Aktueller Hinweis zur Online-Eingabe bei Grenzbeschlagnahmeantrag

Grenzbeschlagnahme: Online-Eingabe bei der Zentralstelle für Gewerblichen Rechtsschutz des deutschen Zolls muss auch bei Erstreckung eines in einem anderen Mitgliedstaat gestellten Gemeinschaftsrechtsantrags auf Deutschland gem. Art. 5(4) der Verordnung EG/1383/2003 vorgenommen werden.
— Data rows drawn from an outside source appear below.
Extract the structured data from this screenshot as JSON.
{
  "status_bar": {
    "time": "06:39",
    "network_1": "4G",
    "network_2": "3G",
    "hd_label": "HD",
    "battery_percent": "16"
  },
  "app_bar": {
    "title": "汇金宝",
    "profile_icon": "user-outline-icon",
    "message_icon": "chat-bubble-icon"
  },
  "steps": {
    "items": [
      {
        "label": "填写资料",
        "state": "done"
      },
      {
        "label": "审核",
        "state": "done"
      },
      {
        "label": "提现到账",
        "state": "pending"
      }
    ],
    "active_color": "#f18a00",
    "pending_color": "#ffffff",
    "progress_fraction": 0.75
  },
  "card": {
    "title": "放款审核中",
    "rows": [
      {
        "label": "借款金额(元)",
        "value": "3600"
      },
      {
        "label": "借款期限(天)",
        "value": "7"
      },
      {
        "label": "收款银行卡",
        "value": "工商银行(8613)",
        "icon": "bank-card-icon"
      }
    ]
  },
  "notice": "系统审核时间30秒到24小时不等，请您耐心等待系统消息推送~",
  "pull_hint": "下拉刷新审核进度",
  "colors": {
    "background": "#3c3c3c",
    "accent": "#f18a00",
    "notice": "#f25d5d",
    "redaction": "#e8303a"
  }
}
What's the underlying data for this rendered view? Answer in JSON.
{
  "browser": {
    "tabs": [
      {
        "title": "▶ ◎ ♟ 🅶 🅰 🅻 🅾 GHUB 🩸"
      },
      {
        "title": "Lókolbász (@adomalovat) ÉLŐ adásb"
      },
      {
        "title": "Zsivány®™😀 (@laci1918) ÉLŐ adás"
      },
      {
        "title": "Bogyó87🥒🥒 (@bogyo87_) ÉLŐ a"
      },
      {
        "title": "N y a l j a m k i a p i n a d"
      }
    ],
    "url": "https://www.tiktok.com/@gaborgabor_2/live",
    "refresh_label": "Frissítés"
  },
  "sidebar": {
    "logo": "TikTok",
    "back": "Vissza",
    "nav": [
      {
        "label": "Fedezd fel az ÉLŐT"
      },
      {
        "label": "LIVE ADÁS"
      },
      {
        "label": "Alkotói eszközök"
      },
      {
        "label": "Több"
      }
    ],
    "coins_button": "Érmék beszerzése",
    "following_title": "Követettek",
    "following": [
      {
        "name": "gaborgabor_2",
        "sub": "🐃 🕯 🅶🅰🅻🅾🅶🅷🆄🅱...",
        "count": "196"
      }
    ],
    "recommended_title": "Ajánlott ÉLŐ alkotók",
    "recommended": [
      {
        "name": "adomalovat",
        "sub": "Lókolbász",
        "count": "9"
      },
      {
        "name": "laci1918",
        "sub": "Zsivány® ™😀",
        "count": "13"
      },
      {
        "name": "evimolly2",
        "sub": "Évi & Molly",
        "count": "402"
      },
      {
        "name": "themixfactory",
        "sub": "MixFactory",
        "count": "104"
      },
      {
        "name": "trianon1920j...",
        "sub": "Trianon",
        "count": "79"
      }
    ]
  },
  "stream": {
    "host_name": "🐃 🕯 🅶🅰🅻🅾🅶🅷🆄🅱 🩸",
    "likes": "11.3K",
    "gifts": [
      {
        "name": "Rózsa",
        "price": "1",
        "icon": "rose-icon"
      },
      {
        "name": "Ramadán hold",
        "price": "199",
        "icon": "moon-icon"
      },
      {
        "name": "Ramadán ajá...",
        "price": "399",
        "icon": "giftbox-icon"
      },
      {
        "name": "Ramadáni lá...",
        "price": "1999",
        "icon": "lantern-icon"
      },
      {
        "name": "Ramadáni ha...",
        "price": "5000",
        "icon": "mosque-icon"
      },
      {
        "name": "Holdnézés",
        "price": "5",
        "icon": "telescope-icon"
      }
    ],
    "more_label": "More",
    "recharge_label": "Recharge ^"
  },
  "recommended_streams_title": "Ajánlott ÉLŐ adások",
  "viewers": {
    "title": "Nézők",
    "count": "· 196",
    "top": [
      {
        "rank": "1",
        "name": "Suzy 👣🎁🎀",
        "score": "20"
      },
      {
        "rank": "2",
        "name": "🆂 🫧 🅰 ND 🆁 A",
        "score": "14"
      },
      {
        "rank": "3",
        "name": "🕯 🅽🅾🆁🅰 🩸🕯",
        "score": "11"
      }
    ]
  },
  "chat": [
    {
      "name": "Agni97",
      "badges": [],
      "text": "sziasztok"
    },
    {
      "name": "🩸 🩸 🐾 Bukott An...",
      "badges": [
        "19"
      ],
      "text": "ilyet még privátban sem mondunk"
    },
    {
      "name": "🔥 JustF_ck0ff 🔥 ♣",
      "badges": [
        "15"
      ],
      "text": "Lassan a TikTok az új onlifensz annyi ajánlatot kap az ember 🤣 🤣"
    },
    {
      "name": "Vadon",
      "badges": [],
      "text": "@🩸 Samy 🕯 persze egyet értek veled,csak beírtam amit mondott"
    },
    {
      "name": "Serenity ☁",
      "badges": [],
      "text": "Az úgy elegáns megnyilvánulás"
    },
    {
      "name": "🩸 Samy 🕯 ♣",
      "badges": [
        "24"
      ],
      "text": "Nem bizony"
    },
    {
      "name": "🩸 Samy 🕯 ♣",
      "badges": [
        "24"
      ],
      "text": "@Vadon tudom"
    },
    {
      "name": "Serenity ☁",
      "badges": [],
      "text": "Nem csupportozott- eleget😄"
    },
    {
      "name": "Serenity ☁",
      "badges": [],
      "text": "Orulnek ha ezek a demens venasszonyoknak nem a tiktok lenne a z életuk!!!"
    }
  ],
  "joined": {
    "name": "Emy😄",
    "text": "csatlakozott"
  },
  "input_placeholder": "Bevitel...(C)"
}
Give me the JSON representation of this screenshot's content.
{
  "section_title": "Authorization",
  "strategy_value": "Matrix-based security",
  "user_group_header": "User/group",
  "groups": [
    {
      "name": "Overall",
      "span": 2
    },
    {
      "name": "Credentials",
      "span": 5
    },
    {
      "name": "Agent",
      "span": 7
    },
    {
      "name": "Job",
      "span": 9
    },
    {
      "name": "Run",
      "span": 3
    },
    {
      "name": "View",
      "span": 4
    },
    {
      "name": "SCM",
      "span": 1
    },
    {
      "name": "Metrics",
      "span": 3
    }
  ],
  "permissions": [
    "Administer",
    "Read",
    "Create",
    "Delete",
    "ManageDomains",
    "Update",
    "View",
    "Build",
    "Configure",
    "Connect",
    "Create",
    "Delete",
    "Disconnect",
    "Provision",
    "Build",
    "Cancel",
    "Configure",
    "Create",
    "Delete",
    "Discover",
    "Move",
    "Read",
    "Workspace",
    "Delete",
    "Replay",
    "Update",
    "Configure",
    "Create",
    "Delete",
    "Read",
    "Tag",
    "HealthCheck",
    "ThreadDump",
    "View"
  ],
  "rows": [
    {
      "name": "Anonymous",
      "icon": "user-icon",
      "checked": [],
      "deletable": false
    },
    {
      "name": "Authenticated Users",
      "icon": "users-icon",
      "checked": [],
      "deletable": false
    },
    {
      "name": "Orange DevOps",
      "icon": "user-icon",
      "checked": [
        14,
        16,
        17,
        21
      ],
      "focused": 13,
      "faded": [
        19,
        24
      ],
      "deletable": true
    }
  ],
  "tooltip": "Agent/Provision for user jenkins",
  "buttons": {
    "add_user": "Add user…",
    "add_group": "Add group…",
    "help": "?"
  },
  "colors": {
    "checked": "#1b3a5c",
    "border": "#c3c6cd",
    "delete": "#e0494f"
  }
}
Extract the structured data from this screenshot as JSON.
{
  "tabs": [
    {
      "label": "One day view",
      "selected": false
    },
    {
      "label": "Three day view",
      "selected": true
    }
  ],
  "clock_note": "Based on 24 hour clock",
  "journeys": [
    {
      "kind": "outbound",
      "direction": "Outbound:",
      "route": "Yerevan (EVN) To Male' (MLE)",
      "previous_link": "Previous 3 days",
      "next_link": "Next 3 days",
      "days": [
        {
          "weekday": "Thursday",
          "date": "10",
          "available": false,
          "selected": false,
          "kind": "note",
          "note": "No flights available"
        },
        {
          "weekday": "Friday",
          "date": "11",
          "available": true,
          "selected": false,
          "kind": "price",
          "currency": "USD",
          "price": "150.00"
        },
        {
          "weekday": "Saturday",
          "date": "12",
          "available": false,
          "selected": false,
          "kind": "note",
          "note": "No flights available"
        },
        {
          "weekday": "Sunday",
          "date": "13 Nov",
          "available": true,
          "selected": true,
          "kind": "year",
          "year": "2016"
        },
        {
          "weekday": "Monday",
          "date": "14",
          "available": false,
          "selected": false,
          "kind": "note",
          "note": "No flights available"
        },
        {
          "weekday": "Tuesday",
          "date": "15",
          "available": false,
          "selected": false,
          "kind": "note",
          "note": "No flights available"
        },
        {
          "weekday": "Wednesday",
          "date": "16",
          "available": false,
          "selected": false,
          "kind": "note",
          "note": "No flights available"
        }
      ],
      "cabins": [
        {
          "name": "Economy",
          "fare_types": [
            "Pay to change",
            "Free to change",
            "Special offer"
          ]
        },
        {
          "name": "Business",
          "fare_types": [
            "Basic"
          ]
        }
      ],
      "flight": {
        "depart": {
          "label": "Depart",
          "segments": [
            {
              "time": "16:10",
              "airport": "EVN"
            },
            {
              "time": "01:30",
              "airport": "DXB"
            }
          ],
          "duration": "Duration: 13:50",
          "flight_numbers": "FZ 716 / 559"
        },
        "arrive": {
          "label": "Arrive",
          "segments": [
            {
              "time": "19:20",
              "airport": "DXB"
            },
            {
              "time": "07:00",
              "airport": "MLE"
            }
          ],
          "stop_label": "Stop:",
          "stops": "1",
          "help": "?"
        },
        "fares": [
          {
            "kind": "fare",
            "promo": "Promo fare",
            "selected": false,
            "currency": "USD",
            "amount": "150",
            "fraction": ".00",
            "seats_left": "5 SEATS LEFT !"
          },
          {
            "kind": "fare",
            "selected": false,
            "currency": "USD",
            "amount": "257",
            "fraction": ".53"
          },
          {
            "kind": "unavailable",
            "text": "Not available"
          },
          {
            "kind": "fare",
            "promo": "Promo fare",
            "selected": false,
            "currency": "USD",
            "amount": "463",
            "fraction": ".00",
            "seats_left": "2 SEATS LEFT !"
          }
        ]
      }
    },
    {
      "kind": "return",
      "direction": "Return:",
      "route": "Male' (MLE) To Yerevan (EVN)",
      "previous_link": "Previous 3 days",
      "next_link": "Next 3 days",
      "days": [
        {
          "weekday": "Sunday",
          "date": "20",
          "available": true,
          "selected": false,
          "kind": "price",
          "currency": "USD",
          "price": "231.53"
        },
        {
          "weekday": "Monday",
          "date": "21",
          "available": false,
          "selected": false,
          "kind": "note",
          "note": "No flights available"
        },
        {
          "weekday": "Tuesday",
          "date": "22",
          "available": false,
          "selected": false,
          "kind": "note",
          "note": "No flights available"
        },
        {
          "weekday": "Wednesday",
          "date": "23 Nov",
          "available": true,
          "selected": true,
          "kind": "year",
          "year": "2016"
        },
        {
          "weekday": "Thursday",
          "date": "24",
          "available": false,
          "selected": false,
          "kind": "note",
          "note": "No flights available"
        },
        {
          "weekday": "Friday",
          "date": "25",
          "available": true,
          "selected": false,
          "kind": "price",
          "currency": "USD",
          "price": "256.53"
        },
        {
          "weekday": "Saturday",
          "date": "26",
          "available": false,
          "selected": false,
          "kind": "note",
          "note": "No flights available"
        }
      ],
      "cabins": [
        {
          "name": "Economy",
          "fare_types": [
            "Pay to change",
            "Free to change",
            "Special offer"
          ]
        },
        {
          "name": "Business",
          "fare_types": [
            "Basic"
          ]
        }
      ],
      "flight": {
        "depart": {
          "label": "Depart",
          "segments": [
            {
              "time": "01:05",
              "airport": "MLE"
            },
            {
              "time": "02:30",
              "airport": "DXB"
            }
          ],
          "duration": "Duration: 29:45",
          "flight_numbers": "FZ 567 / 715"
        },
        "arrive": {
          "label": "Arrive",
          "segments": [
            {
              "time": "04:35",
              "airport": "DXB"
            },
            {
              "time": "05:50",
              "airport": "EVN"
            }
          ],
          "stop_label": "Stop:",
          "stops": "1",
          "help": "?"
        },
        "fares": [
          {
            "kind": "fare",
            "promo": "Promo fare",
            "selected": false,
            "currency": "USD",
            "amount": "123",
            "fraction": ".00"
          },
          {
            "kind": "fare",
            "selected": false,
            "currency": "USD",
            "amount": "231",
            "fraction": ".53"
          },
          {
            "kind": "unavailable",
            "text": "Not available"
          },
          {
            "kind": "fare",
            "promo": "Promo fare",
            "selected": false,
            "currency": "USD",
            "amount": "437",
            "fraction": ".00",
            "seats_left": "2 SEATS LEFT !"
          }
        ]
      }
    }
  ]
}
Seit Mai 2009 muss für Anträge auf Tätigwerden der Zollbehörden nach der Verordnung EG/1383/2003 sowie für Anträge nach deutschem nationalen Recht, d.h. für sog. Grenzbeschlagnahmeanträge, das Online-Formular der Zentralstelle für gewerblichen Rechtsschutz verwendet werden. Für Anträge, die in anderen Mitgliedstaaten bewilligt werden und für Deutschland gültig sind, gilt, dass diese in das neue Online-System eingegeben werden müssen. Ohne diese Dateneingabe können die deutschen Zolldienststellen nicht auf die Antragsinhalte zugreifen. Sofern diese Anträge von den jeweils bewilligenden Mitgliedsstaaten verlängert werden, kann die Fortführung des Antrags in Deutschland einfach über den bereits eingegebenen Datensatz erreicht werden.

Das Online-Formular wird vom deutschen Zoll nur in deutscher Sprache bereitgestellt.